A flight of stairs leads up from the heart of Rundle Street, Adelaide to an extraordinary new 25-seat restaurant called Orana. 'Welcome'.

Inside, the space is furnished with streamlined mid-century furniture, the walls claimed by free-hand Italian artist, 2501, the pitched ceiling riddled with holes. There is no menu, just a door to a small kitchen. The first things to come out to the bare table are twisted, grey-green twigs of fried saltbush, immediately branding themselves as our very own salt and vinegar chips. It's the very best way to start a meal in Australia, ever.

Orana's chef and owner Jock Zonfrillo.
Orana's chef and owner Jock Zonfrillo.


Then Spencer Gulf prawns, their up-turned bellies holding drops of dill oil. Lozenges of Wagyu intercostal topped with a slurry of bittergrass. Pearl meat on a spoon with Dorrigo pepper.
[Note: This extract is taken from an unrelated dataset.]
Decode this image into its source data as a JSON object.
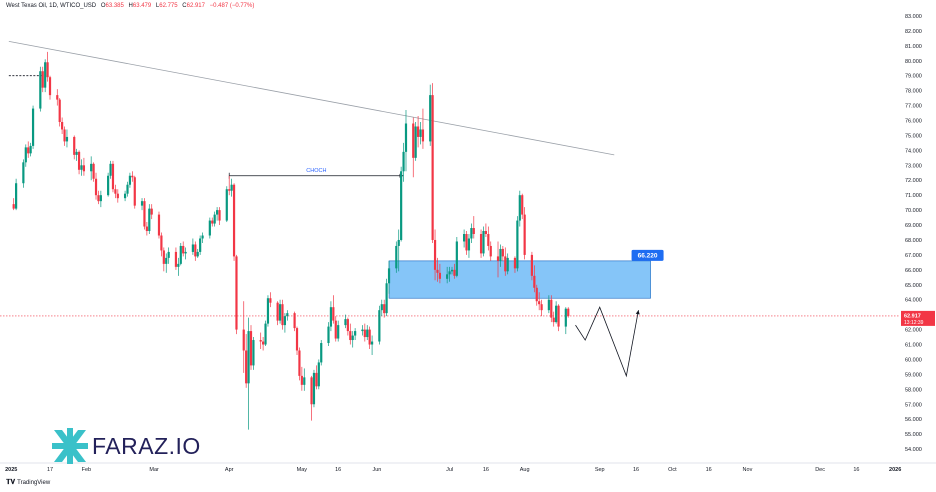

Coorong mulloway with native cherries and sea parsley. Starchy, blond folds of white yam, like discarded linen napkins. Kangaroo with native pepper. Coconut, with coconut ash and native currants. Riberries with frozen gin. We eat with our fingers. We drink wine, from Beechworth, Adelaide Hills, Coonawarra, Austria. Taste things called three-cornered garlic, sow thistles, cinnamon myrtle, wild peas, chocolate lily. What is this stuff? Why isn't it on every menu, out there in shops, in our own kitchens?

The wagyu.
Wagyu topped with a slurry of bittergrass.


It's easy to feel ignorant here. We should feel ignorant. We ARE ignorant. These ingredients grow wild, under our noses. We blather on about cutting down on waste, yet ignore, for the most part, what is growing on our own land – that would have to be as much a waste as tossing out 60,000 chickens.

And this, coming from the hands of a Scottish bloke who only got here in 2000, but who has immersed himself as much as he possibly can in this country and its people. He knows these powerful, distinctive, often astringent flavours from the ground up, and it shows in every well-judged composition. He knows the supply lines are fragile; the connections raw. It's important to him to not just take from the land, but at the same time to give back and heal. And this food is healing, in so many ways, not least that you get up at the end of a matched degustation dinner with energy, feeling as if you have eaten lightly, naturally and healthily.

Because Zonfrillo can cook. He's instinctive, inspired, and never once gratuitous. The food sparkles with life and energy. It feels very Australian This is what he had been hoping to do at Penfold's Magill Estate in South Australia before that arrangement imploded; this timely, genuine evocation of our own wild and indigenous, plants, grasses, and animals. It's a great missed opportunity for them, but Orana sits very comfortably in Rundle Street among the Thais, Greeks and Italians. It feels right here.

Downstairs, the team has opened Street-ADL, a laid-back Adelaidian bar with streetwise street food at its core: slow-cooked kangaroo shoulder, pulled and stacked into soft rolls; pork ribs glazed and fried in quandong and bush tomato, riberry cocktails. It's an easy first taste of country, an open door into native flavours and ingredients. But when you're ready for something entirely new; book upstairs.

It's what's been missing, since Andrew Ffielke's Red Ochre Grill in Adelaide, Raymond and Jennice Kersh's Edna's Table and Jean-Paul Bruneteau's Rowntrees and Riberries in Sydney; since helpful books on the subject were written by Juleigh and Ian Robins, Jean-Paul Bruneteau, Vic Cherikoff, Andrew Ffielke, Benjamin Christie and more. Restaurants around the country are specialising in wild and native ingredients as part of this self-awakening – Tukka in Brisbane, Purple Goanna in Sydney, Jalaymba at Daintree, Charcoal Lane in Melbourne - as well as a growing number of chefs and home cooks, Aboriginal and non-Aboriginal, inspired to work with what we have. All are welcome.